Commerce has repeatedly found Section 232 duties aren't remedial or temporary and won't impose a double remedy if deducted and thus can be deducted from the U.S. price. The agency centers its analysis on a previous finding, sustained by the Federal Circuit, which found that the Section 201 safeguards are special duties and cannot be deducted. Borusan in its Aug. 3 reply first took issue with Commerce's analysis, which the company says fails to analyze these standards but merely tries to differentiate the Section 232 duties from the Section 201 duties.
"Commerce provided no meaningful explanation or analysis of why the differences it cited would support the conclusion that section 232 duties are more akin to regular customs duties than to the types of remedial duties that Commerce had previously recognized as special duties that should not be subtracted in the dumping calculation," the brief said.
In its analysis, Commerce said the national security purpose of the duties means they're not remedial. Borusan, though, counters that all this does is show at most that "the particular remedial purpose of section 232 differs from that of other trade remedy statues," and that the agency never explains why the purpose of the duties renders them more like ordinary import duties. The plaintiff said the duties are indeed remedial and the national security purpose is fulfilled through being remedial to the domestic steel and aluminum industry. Trying to show differences between Section 201 and Section 232 duties on the question of remediality falls short, the brief said.
Borusan next said the duties aren't temporary, arguing they fall "squarely within" the definition of permanent duties because they have no express termination provision. Again, the government ignores the established framework, which says that duties are permanent unless modified by Congress, the respondent said. "There is no dispute that the section 232 duties are not permanent in the same way as ordinary customs duties," the brief argued. "They can be modified by the President at any time and for virtually any reason."
Turning to whether deduction of the duties would constitute a double remedy, Borusan said the U.S.'s analysis falls short. The U.S. pointed to the president's intention that the duties be imposed in addition to antidumping duties and the statutory interplay between Section 201 and antidumping law to distinguish the admitted double-counting of Section 201 duties from Section 232 double counting. This argument "fails to explain why it is consistent with the antidumping law to effectively double the amount of the section 232 duties imposed by the President," the brief said.

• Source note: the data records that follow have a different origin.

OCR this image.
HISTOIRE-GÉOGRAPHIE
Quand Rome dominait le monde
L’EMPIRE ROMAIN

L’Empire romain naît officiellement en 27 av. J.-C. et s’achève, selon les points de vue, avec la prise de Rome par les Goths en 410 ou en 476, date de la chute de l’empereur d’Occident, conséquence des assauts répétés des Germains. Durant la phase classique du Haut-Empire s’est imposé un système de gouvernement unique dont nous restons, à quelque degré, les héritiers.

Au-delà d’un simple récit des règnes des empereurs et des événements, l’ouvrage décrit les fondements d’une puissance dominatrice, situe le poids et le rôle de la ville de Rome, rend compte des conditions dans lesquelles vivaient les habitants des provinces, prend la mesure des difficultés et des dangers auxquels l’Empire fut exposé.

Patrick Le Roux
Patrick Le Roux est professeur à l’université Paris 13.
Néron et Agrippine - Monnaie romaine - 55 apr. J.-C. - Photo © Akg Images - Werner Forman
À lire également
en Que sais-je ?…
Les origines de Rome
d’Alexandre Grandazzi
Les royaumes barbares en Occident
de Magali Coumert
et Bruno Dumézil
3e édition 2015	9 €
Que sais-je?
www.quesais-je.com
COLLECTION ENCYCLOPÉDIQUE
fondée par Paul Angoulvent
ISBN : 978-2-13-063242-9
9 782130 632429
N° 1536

"Finally, the Government ignores the important legal and constitutional distinction between regular duties imposed by Congress pursuant to its exclusive constitutional power to lay and collect taxes and regulate international trade, and the special duties imposed by the President under express, but limited, authority delegated by Congress. Rather than meaningfully address this argument, the Government merely falls back on the argument that the term 'U.S. import duties' is ambiguous, and that nothing in the legislative history indicates that its statutory interpretation would be 'impermissible.' This misses the point."